In the real world, a man of letters would have lost his mind. If there was any justice, the Professor would have struck up friendships with Mary Ann and the movie star, Ginger. Close friendships, if you know what I mean.
While people remember the Professor building all sorts of inventions to free his friends from group solitude, I remember Mr. Johnson for something else. He was the star of one of the most thoughtful “Twilight Zone” episodes” of all time.
The “Zone” has been praised for decades, and has earned its accolades. Actors such as Robert Redford, James Coburn, Lee Marvin, Elizabeth Montgomery and Carol Burnett worked for Rod Sterling, in stories that often featured twist endings. Now that I think about it, these “Twilight” actors are a vanishing breed. There are not many of them left.
Johnson starred in two episodes, “Execution” — in which he played a professor who experiments with a time machine — and “Back There,” in which he’s a regular guy who participates in a time travel experiment.
“Back There” is the better story. And I always loved that title — kind of a powerful way to describe happenings, events from long past.

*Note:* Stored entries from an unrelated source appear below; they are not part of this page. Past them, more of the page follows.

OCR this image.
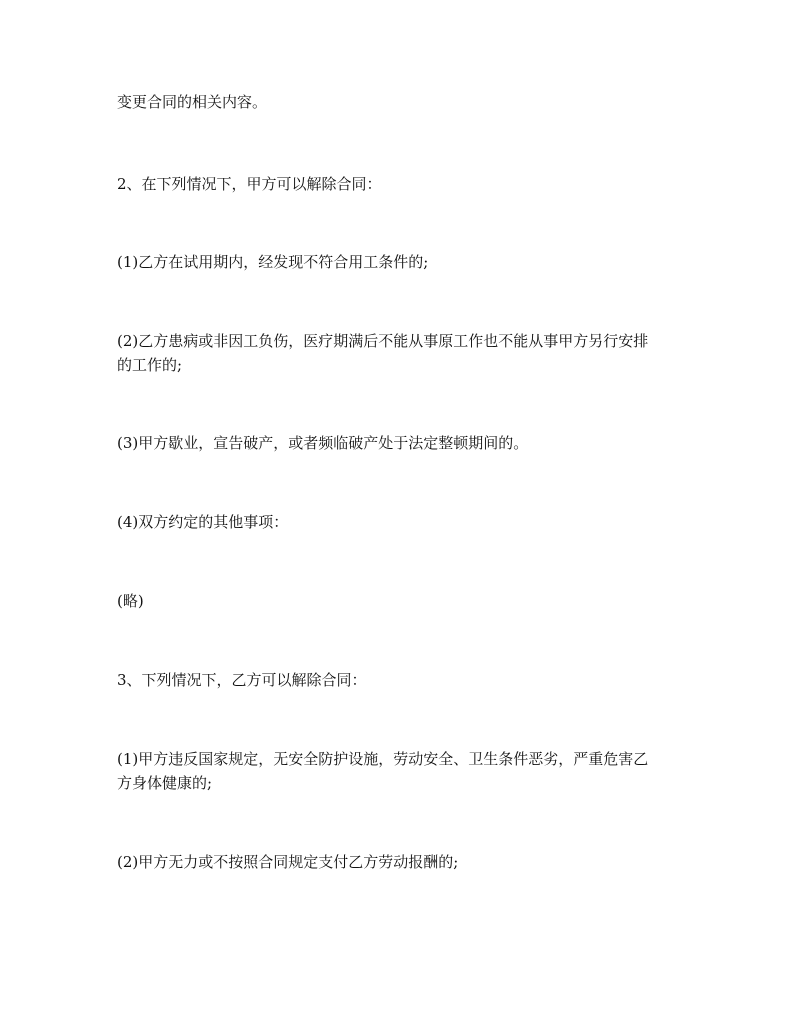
变更合同的相关内容。

2、在下列情况下，甲方可以解除合同：

(1)乙方在试用期内，经发现不符合用工条件的;

(2)乙方患病或非因工负伤，医疗期满后不能从事原工作也不能从事甲方另行安排

的工作的;

(3)甲方歇业，宣告破产，或者频临破产处于法定整顿期间的。

(4)双方约定的其他事项：

(略)

3、下列情况下，乙方可以解除合同：

(1)甲方违反国家规定，无安全防护设施，劳动安全、卫生条件恶劣，严重危害乙

方身体健康的;

(2)甲方无力或不按照合同规定支付乙方劳动报酬的;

In the piece, Johnson and club pals discuss time travel, and if it’s possible to change the past. Old Russell falls into the time stream — Rod was a little flimsy or just a little lazy regarding the scientific explanation — and lands on April 14, 1861. It’s the night President Lincoln will be assassinated, and Johnson’s character desperately tries to find someone who will believe his wild story about what will happen at Ford’s Theatre.
There’s a clever little cameo by John Wilkes Booth, and in the end, Lincoln’s fate is the one everyone remembers. Johnson finds himself back in the present. He hasn’t been able to influence the past, and resumes a new discussion with his friends.
But something has happened! One of the club attendants is now a revered member. He has inherited a fortune, because his grandfather was a Washington policeman who heard the wild assassination story of 1861, and tried to prevent the shooting. He rose in stature; so did his family. So the past has been changed by Russell’s actions after all.
Cue the mournful “Twilight Zone” music and Rod’s closing dire statements.
I just loved this story when I saw it reruns — no way my parents were going to let me stay up late to watch the original 1961 air date. While time travel had been the subject of lots of science-fiction stories before this episode, I had never heard of a story where someone tries to change the past.
Good old Russell Johnson! I’m glad people remember him for “Gilligan’s Island,” and he was a good sport about the whole show the rest of his life. But I hope at least some people check out his work from a more dramatic exercise — a classic piece from “back there.”